Die Bundeswehr und ihr Krisenmanagement – Erinnerungen an den Moorbrand von 2018 werden wach. Rückblick: Die Bundeswehr warf Raketen aus einem Hubschrauber ab, der ausgedörrte Torf fing Feuer. Die Soldaten bekamen die Flammen nicht in den Griff, Hilfe von außerhalb riefen sie erst spät. Wochenlang brannte das Moor im Emsland, zwischenzeitlich auf einer Fläche von 1000 Fußballfeldern, bis zu 1600 Feuerwehrleute waren im Einsatz, die Rauchfahne zog mehr als 100 Kilometer weit – und die Anwohner hatten Angst. Vor Gift, Rauch, Radioaktivität.Doch von der Bundeswehr kamen zunächst nur spärlich Informationen. Zu Spekulationen führte, dass die Bundeswehr die Umgebung nach Spuren von radioaktiver Strahlung und Quecksilber untersuchen ließ. Ein Bericht gab spät Entwarnung: Für die Feuerwehrleute und die Bevölkerung habe keine akute Gesundheitsgefahr bestanden. Dies gelte auch für Belastungen mit Quecksilber oder Radioaktivität.
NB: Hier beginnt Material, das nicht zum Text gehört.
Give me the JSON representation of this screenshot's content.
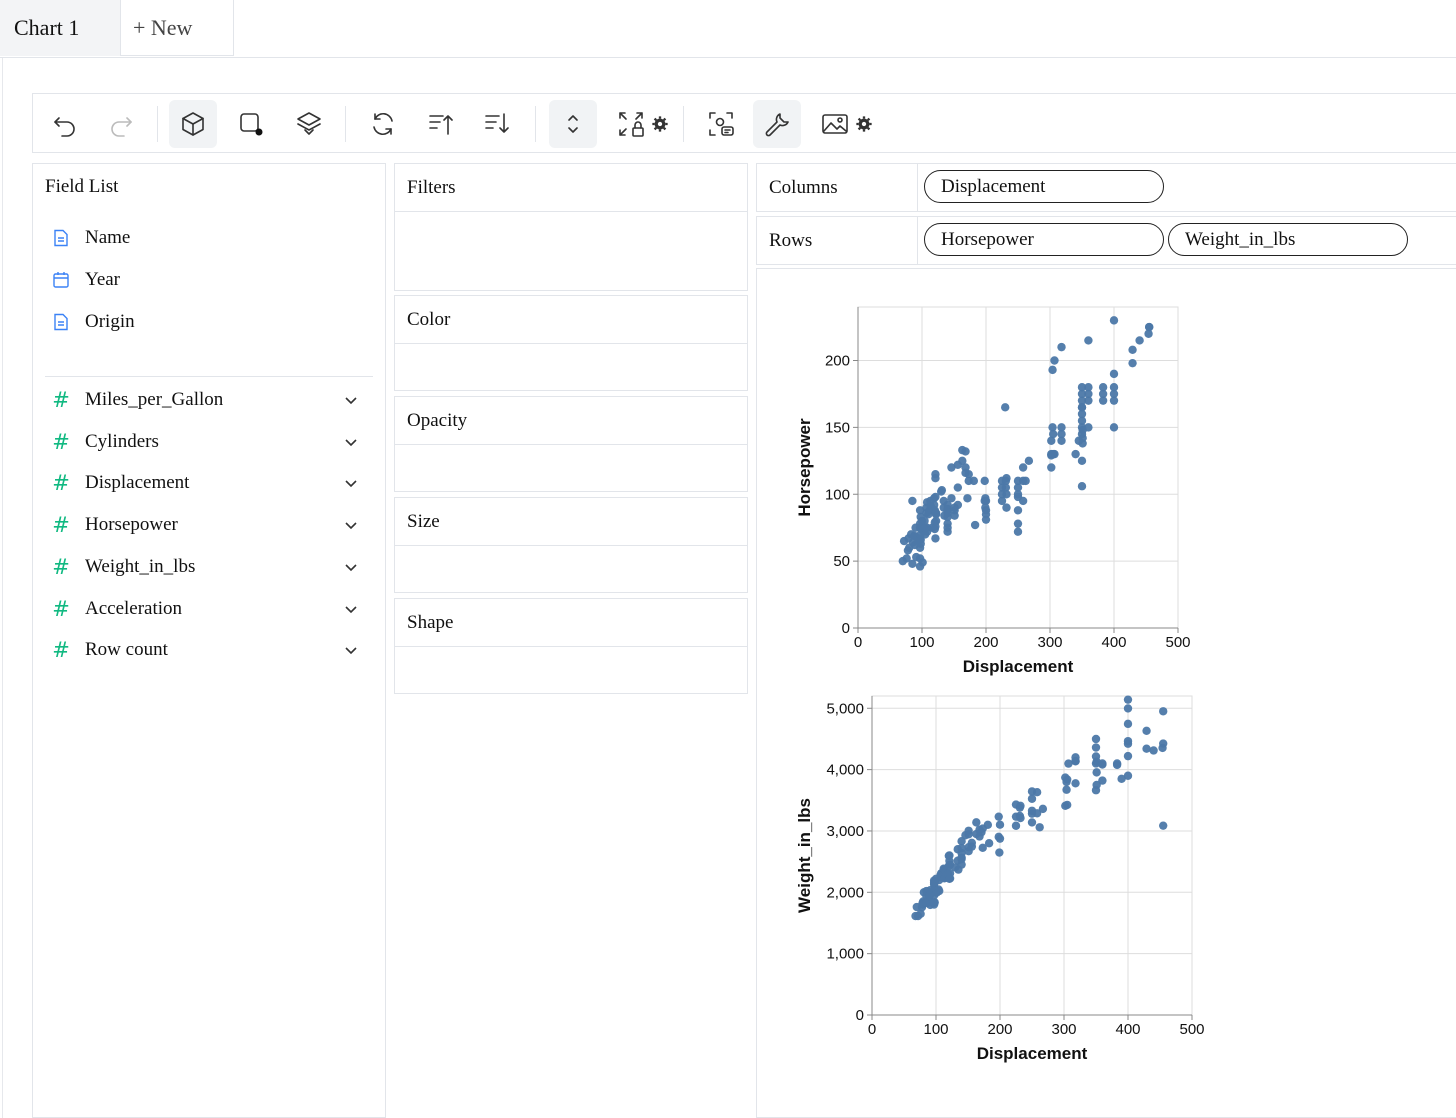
{
  "tabs": [
    {
      "label": "Chart 1",
      "active": true
    },
    {
      "label": "+ New",
      "active": false
    }
  ],
  "toolbar": {
    "buttons": [
      {
        "name": "undo-icon"
      },
      {
        "name": "redo-icon",
        "disabled": true
      },
      {
        "name": "cube-icon",
        "active": true
      },
      {
        "name": "square-dot-icon"
      },
      {
        "name": "layers-icon"
      },
      {
        "name": "refresh-icon"
      },
      {
        "name": "sort-ascending-icon"
      },
      {
        "name": "sort-descending-icon"
      },
      {
        "name": "chevron-up-down-icon",
        "active": true
      },
      {
        "name": "expand-lock-icon"
      },
      {
        "name": "screenshot-comment-icon"
      },
      {
        "name": "wrench-icon",
        "active": true
      },
      {
        "name": "image-icon"
      }
    ]
  },
  "field_list": {
    "title": "Field List",
    "dimensions": [
      {
        "label": "Name",
        "icon": "document-icon"
      },
      {
        "label": "Year",
        "icon": "calendar-icon"
      },
      {
        "label": "Origin",
        "icon": "document-icon"
      }
    ],
    "measures": [
      {
        "label": "Miles_per_Gallon"
      },
      {
        "label": "Cylinders"
      },
      {
        "label": "Displacement"
      },
      {
        "label": "Horsepower"
      },
      {
        "label": "Weight_in_lbs"
      },
      {
        "label": "Acceleration"
      },
      {
        "label": "Row count"
      }
    ],
    "measure_symbol": "#"
  },
  "encodings": {
    "filters": "Filters",
    "color": "Color",
    "opacity": "Opacity",
    "size": "Size",
    "shape": "Shape"
  },
  "shelves": {
    "columns_label": "Columns",
    "columns": [
      "Displacement"
    ],
    "rows_label": "Rows",
    "rows": [
      "Horsepower",
      "Weight_in_lbs"
    ]
  },
  "colors": {
    "point": "#4c78a8",
    "accent_hash": "#10b981",
    "doc_icon": "#3b82f6"
  },
  "chart_data": [
    {
      "type": "scatter",
      "xlabel": "Displacement",
      "ylabel": "Horsepower",
      "xlim": [
        0,
        500
      ],
      "ylim": [
        0,
        240
      ],
      "xticks": [
        "0",
        "100",
        "200",
        "300",
        "400",
        "500"
      ],
      "yticks": [
        "0",
        "50",
        "100",
        "150",
        "200"
      ],
      "grid": true,
      "points": [
        [
          70,
          50
        ],
        [
          72,
          65
        ],
        [
          76,
          52
        ],
        [
          78,
          58
        ],
        [
          79,
          67
        ],
        [
          80,
          60
        ],
        [
          83,
          70
        ],
        [
          85,
          48
        ],
        [
          85,
          95
        ],
        [
          86,
          64
        ],
        [
          88,
          69
        ],
        [
          89,
          62
        ],
        [
          90,
          75
        ],
        [
          91,
          53
        ],
        [
          91,
          68
        ],
        [
          97,
          46
        ],
        [
          97,
          52
        ],
        [
          97,
          60
        ],
        [
          97,
          67
        ],
        [
          97,
          75
        ],
        [
          97,
          78
        ],
        [
          97,
          88
        ],
        [
          98,
          63
        ],
        [
          98,
          66
        ],
        [
          98,
          70
        ],
        [
          98,
          83
        ],
        [
          100,
          80
        ],
        [
          101,
          49
        ],
        [
          101,
          73
        ],
        [
          104,
          80
        ],
        [
          105,
          70
        ],
        [
          105,
          75
        ],
        [
          107,
          86
        ],
        [
          107,
          90
        ],
        [
          108,
          72
        ],
        [
          108,
          75
        ],
        [
          108,
          94
        ],
        [
          110,
          85
        ],
        [
          112,
          88
        ],
        [
          113,
          95
        ],
        [
          114,
          91
        ],
        [
          116,
          75
        ],
        [
          119,
          92
        ],
        [
          119,
          97
        ],
        [
          120,
          74
        ],
        [
          120,
          79
        ],
        [
          120,
          87
        ],
        [
          120,
          88
        ],
        [
          121,
          67
        ],
        [
          121,
          76
        ],
        [
          121,
          98
        ],
        [
          121,
          112
        ],
        [
          121,
          115
        ],
        [
          122,
          80
        ],
        [
          122,
          85
        ],
        [
          122,
          86
        ],
        [
          130,
          102
        ],
        [
          131,
          103
        ],
        [
          134,
          90
        ],
        [
          134,
          95
        ],
        [
          135,
          84
        ],
        [
          140,
          72
        ],
        [
          140,
          75
        ],
        [
          140,
          78
        ],
        [
          140,
          83
        ],
        [
          140,
          86
        ],
        [
          140,
          88
        ],
        [
          140,
          89
        ],
        [
          140,
          92
        ],
        [
          146,
          97
        ],
        [
          146,
          120
        ],
        [
          151,
          84
        ],
        [
          151,
          88
        ],
        [
          151,
          90
        ],
        [
          156,
          92
        ],
        [
          156,
          105
        ],
        [
          156,
          122
        ],
        [
          163,
          125
        ],
        [
          163,
          133
        ],
        [
          168,
          116
        ],
        [
          168,
          120
        ],
        [
          168,
          132
        ],
        [
          171,
          97
        ],
        [
          173,
          110
        ],
        [
          173,
          115
        ],
        [
          181,
          110
        ],
        [
          183,
          77
        ],
        [
          198,
          95
        ],
        [
          198,
          110
        ],
        [
          199,
          90
        ],
        [
          199,
          97
        ],
        [
          200,
          81
        ],
        [
          200,
          85
        ],
        [
          200,
          88
        ],
        [
          200,
          95
        ],
        [
          225,
          95
        ],
        [
          225,
          100
        ],
        [
          225,
          105
        ],
        [
          225,
          110
        ],
        [
          231,
          105
        ],
        [
          231,
          110
        ],
        [
          232,
          90
        ],
        [
          232,
          100
        ],
        [
          232,
          112
        ],
        [
          250,
          72
        ],
        [
          250,
          78
        ],
        [
          250,
          88
        ],
        [
          250,
          98
        ],
        [
          250,
          100
        ],
        [
          250,
          105
        ],
        [
          250,
          110
        ],
        [
          258,
          95
        ],
        [
          258,
          110
        ],
        [
          258,
          120
        ],
        [
          262,
          110
        ],
        [
          267,
          125
        ],
        [
          302,
          120
        ],
        [
          302,
          129
        ],
        [
          302,
          130
        ],
        [
          302,
          140
        ],
        [
          304,
          150
        ],
        [
          305,
          130
        ],
        [
          305,
          145
        ],
        [
          307,
          130
        ],
        [
          318,
          140
        ],
        [
          318,
          145
        ],
        [
          318,
          150
        ],
        [
          350,
          145
        ],
        [
          350,
          150
        ],
        [
          350,
          155
        ],
        [
          350,
          160
        ],
        [
          350,
          165
        ],
        [
          350,
          170
        ],
        [
          350,
          175
        ],
        [
          350,
          180
        ],
        [
          350,
          165
        ],
        [
          351,
          138
        ],
        [
          351,
          142
        ],
        [
          351,
          148
        ],
        [
          360,
          150
        ],
        [
          360,
          170
        ],
        [
          360,
          175
        ],
        [
          360,
          180
        ],
        [
          383,
          170
        ],
        [
          383,
          175
        ],
        [
          383,
          180
        ],
        [
          400,
          150
        ],
        [
          400,
          170
        ],
        [
          400,
          175
        ],
        [
          400,
          180
        ],
        [
          400,
          190
        ],
        [
          400,
          230
        ],
        [
          429,
          198
        ],
        [
          429,
          208
        ],
        [
          440,
          215
        ],
        [
          454,
          220
        ],
        [
          455,
          225
        ],
        [
          455,
          225
        ],
        [
          307,
          200
        ],
        [
          304,
          193
        ],
        [
          318,
          210
        ],
        [
          360,
          215
        ],
        [
          350,
          125
        ],
        [
          340,
          130
        ],
        [
          345,
          140
        ],
        [
          350,
          106
        ],
        [
          230,
          165
        ]
      ]
    },
    {
      "type": "scatter",
      "xlabel": "Displacement",
      "ylabel": "Weight_in_lbs",
      "xlim": [
        0,
        500
      ],
      "ylim": [
        0,
        5200
      ],
      "xticks": [
        "0",
        "100",
        "200",
        "300",
        "400",
        "500"
      ],
      "yticks": [
        "0",
        "1,000",
        "2,000",
        "3,000",
        "4,000",
        "5,000"
      ],
      "grid": true,
      "points": [
        [
          68,
          1613
        ],
        [
          70,
          1760
        ],
        [
          72,
          1613
        ],
        [
          76,
          1649
        ],
        [
          78,
          1755
        ],
        [
          79,
          1800
        ],
        [
          79,
          1825
        ],
        [
          80,
          1850
        ],
        [
          81,
          2000
        ],
        [
          85,
          1835
        ],
        [
          85,
          1940
        ],
        [
          85,
          2020
        ],
        [
          86,
          1825
        ],
        [
          89,
          1875
        ],
        [
          89,
          1925
        ],
        [
          90,
          1937
        ],
        [
          90,
          2000
        ],
        [
          91,
          1795
        ],
        [
          91,
          1965
        ],
        [
          91,
          2035
        ],
        [
          97,
          1800
        ],
        [
          97,
          1834
        ],
        [
          97,
          1950
        ],
        [
          97,
          2130
        ],
        [
          97,
          2155
        ],
        [
          97,
          2190
        ],
        [
          98,
          1836
        ],
        [
          98,
          2045
        ],
        [
          98,
          2065
        ],
        [
          98,
          2164
        ],
        [
          100,
          2220
        ],
        [
          101,
          1995
        ],
        [
          104,
          2046
        ],
        [
          105,
          2020
        ],
        [
          105,
          2200
        ],
        [
          107,
          2279
        ],
        [
          108,
          2245
        ],
        [
          108,
          2310
        ],
        [
          110,
          2320
        ],
        [
          112,
          2385
        ],
        [
          113,
          2228
        ],
        [
          113,
          2372
        ],
        [
          114,
          2234
        ],
        [
          116,
          2272
        ],
        [
          119,
          2300
        ],
        [
          120,
          2430
        ],
        [
          120,
          2595
        ],
        [
          121,
          2220
        ],
        [
          121,
          2511
        ],
        [
          121,
          2600
        ],
        [
          122,
          2226
        ],
        [
          122,
          2310
        ],
        [
          122,
          2451
        ],
        [
          130,
          2405
        ],
        [
          134,
          2515
        ],
        [
          134,
          2702
        ],
        [
          135,
          2370
        ],
        [
          140,
          2451
        ],
        [
          140,
          2542
        ],
        [
          140,
          2565
        ],
        [
          140,
          2639
        ],
        [
          140,
          2720
        ],
        [
          140,
          2833
        ],
        [
          146,
          2930
        ],
        [
          151,
          2670
        ],
        [
          151,
          2735
        ],
        [
          151,
          2945
        ],
        [
          151,
          3003
        ],
        [
          156,
          2745
        ],
        [
          156,
          2807
        ],
        [
          163,
          2950
        ],
        [
          163,
          3140
        ],
        [
          168,
          2910
        ],
        [
          168,
          3020
        ],
        [
          171,
          2979
        ],
        [
          173,
          2725
        ],
        [
          173,
          3039
        ],
        [
          181,
          3100
        ],
        [
          183,
          2800
        ],
        [
          198,
          2904
        ],
        [
          198,
          3233
        ],
        [
          199,
          2648
        ],
        [
          200,
          2875
        ],
        [
          200,
          3102
        ],
        [
          225,
          3085
        ],
        [
          225,
          3233
        ],
        [
          225,
          3430
        ],
        [
          231,
          3245
        ],
        [
          231,
          3380
        ],
        [
          232,
          3210
        ],
        [
          232,
          3410
        ],
        [
          250,
          3139
        ],
        [
          250,
          3282
        ],
        [
          250,
          3329
        ],
        [
          250,
          3525
        ],
        [
          250,
          3645
        ],
        [
          258,
          3288
        ],
        [
          258,
          3632
        ],
        [
          262,
          3060
        ],
        [
          267,
          3360
        ],
        [
          302,
          3410
        ],
        [
          302,
          3870
        ],
        [
          304,
          3672
        ],
        [
          305,
          3425
        ],
        [
          305,
          3840
        ],
        [
          307,
          4098
        ],
        [
          318,
          3777
        ],
        [
          318,
          4135
        ],
        [
          318,
          4140
        ],
        [
          350,
          3664
        ],
        [
          350,
          4100
        ],
        [
          350,
          4215
        ],
        [
          350,
          4360
        ],
        [
          350,
          4499
        ],
        [
          351,
          3955
        ],
        [
          351,
          4129
        ],
        [
          360,
          3821
        ],
        [
          360,
          4082
        ],
        [
          360,
          4100
        ],
        [
          383,
          4077
        ],
        [
          383,
          4100
        ],
        [
          400,
          3900
        ],
        [
          400,
          4220
        ],
        [
          400,
          4422
        ],
        [
          400,
          4464
        ],
        [
          400,
          4746
        ],
        [
          400,
          4997
        ],
        [
          400,
          5140
        ],
        [
          429,
          4341
        ],
        [
          429,
          4633
        ],
        [
          440,
          4312
        ],
        [
          454,
          4354
        ],
        [
          455,
          3086
        ],
        [
          455,
          4425
        ],
        [
          455,
          4951
        ],
        [
          304,
          3800
        ],
        [
          318,
          4200
        ],
        [
          351,
          3750
        ],
        [
          390,
          3850
        ]
      ]
    }
  ]
}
Im Februar 2019 setzte die Bundeswehr die Schießübungen fort.


Fiese Fasern


Um Gewicht zu sparen, sind Eurofighter aus modernsten Werkstoffen gebaut. Zum Beispiel Kohlestofffasern und Glasfasern. Sie werden auch Carbon genannt. Im Schadenfall können sie eine gesundheitsschädliche Wirkung entfalten. Das gilt insbesondere bei Bränden mit einer Temperatur von mehr als 650 Grad. Die dann freigesetzten Stoffe gelten als krebserzeugend. Dazu schreibt die „Deutsche Feuerwehr-Zeitung“: „Nach aktuell gültigem Gefahrstoffrecht […] sind sie als krebserzeugend, Kategorie 3 („Stoffe, die wegen möglicher krebserzeugender Wirkung beim Menschen Anlass zur Besorgnis geben“) eingestuft. Bei einem Einsatz wird unter anderem empfohlen, einen Augen- und Atemschutz zu tragen und dass kontaminierte Kleidung zu keiner Verschleppung der Fasern führt.